Overview
This lecture explains topological sorting, its application to Directed Acyclic Graphs (DAGs), and how to implement topological sort using Depth First Search (DFS).
Topological Sorting Basics
- Topological sorting is a linear ordering of vertices in a directed acyclic graph (DAG).
- For every directed edge u → v, u must appear before v in the ordering.
- Topological sorting is only possible for DAGs, not for graphs with cycles or undirected graphs.
- Multiple valid topological orderings may exist for a given DAG.
Why Only DAGs?
- In undirected graphs, edges go both ways, making the required ordering impossible.

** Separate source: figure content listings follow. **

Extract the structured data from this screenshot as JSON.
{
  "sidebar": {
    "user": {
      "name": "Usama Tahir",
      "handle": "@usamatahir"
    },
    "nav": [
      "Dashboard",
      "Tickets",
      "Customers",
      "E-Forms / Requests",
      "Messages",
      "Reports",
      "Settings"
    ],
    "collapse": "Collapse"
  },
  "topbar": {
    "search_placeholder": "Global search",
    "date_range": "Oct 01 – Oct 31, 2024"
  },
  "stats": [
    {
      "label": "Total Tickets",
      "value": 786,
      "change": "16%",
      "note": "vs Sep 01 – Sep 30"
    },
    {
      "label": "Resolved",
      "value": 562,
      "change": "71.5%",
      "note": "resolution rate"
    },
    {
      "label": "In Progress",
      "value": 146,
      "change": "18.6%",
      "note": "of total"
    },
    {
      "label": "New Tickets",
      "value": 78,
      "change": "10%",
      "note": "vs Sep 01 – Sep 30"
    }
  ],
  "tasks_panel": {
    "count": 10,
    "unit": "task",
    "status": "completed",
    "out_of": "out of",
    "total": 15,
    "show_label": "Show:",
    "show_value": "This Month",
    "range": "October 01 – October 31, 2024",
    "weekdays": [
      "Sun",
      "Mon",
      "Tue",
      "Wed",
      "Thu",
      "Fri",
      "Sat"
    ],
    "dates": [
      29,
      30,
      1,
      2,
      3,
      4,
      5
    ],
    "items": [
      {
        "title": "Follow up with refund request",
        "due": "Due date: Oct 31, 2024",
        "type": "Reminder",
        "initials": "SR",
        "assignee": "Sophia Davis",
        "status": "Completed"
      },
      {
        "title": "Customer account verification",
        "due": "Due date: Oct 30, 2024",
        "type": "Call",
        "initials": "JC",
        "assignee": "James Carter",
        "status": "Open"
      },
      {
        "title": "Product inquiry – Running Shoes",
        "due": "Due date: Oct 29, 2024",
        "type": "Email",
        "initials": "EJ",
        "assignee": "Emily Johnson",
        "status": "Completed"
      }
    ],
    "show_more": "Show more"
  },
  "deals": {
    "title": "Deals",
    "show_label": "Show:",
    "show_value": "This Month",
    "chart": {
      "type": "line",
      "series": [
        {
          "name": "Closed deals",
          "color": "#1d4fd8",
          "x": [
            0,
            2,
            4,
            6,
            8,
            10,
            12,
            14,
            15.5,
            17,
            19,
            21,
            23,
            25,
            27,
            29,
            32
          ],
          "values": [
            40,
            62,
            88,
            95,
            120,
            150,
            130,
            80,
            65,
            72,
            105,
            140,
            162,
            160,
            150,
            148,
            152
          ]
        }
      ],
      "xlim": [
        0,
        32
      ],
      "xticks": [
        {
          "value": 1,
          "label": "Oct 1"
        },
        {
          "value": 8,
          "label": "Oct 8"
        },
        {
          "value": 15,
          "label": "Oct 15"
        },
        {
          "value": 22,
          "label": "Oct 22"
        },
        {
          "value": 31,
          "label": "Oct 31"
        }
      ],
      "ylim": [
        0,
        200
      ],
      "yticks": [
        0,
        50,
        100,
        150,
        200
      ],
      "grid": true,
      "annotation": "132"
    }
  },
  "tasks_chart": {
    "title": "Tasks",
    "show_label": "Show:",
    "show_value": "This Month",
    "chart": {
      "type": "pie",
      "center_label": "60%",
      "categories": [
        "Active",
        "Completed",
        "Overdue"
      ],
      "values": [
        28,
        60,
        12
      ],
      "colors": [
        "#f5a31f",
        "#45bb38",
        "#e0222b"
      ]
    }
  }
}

- In directed graphs with cycles, cyclic dependencies prevent a consistent ordering as required by definition.
DFS-Based Topological Sort Algorithm
- Use a visited array to keep track of visited nodes, initialized as unvisited (zero).
- Use a stack to store the ordering of nodes following the Last-In-First-Out (LIFO) principle.
- Iterate through each node; if it is unvisited, perform DFS from that node.
- During DFS: mark the node as visited, recursively call DFS for all unvisited adjacent nodes.
- After all adjacent nodes are visited, push the current node onto the stack.
- Once DFS is complete for all nodes, pop nodes from the stack to get the topological ordering.
Example Walkthrough
- Given edges: 5→0, 4→0, 5→2, 2→3, 3→1, 4→1, the stack after DFS includes nodes in one valid topological order: 5, 4, 2, 3, 1, 0.
- Popping from the stack gives one valid topological sorting.
Algorithm Code Structure
- Declare and initialize the visited array and stack.
- For each vertex, if not visited, call DFS.
- In DFS: mark visited, recursively visit adjacent nodes, push node to stack after visiting all adjacents.
- After DFS, pop elements from the stack into a result array for final ordering.
- Time complexity: O(V + E). Space complexity: O(V).
Intuition Behind the Algorithm
- Nodes are stacked only after all their dependencies (adjacent nodes) are processed.
- This ensures dependencies are respected in the final ordering.
- On reversing the stack, each node appears after its dependencies, maintaining the required order.
Key Terms & Definitions
- Directed Acyclic Graph (DAG) — A directed graph with no cycles.
- Topological Sorting — Linear ordering where for every edge u → v, u appears before v.
- DFS (Depth First Search) — Graph traversal technique that explores as far as possible along each branch.
- Stack — Data structure following Last-In-First-Out (LIFO) order.
Action Items / Next Steps
- Review the DFS algorithm and stack data structure.
- Practice implementing topological sort using DFS on sample DAGs.
- Understand time and space complexity analysis for graph algorithms.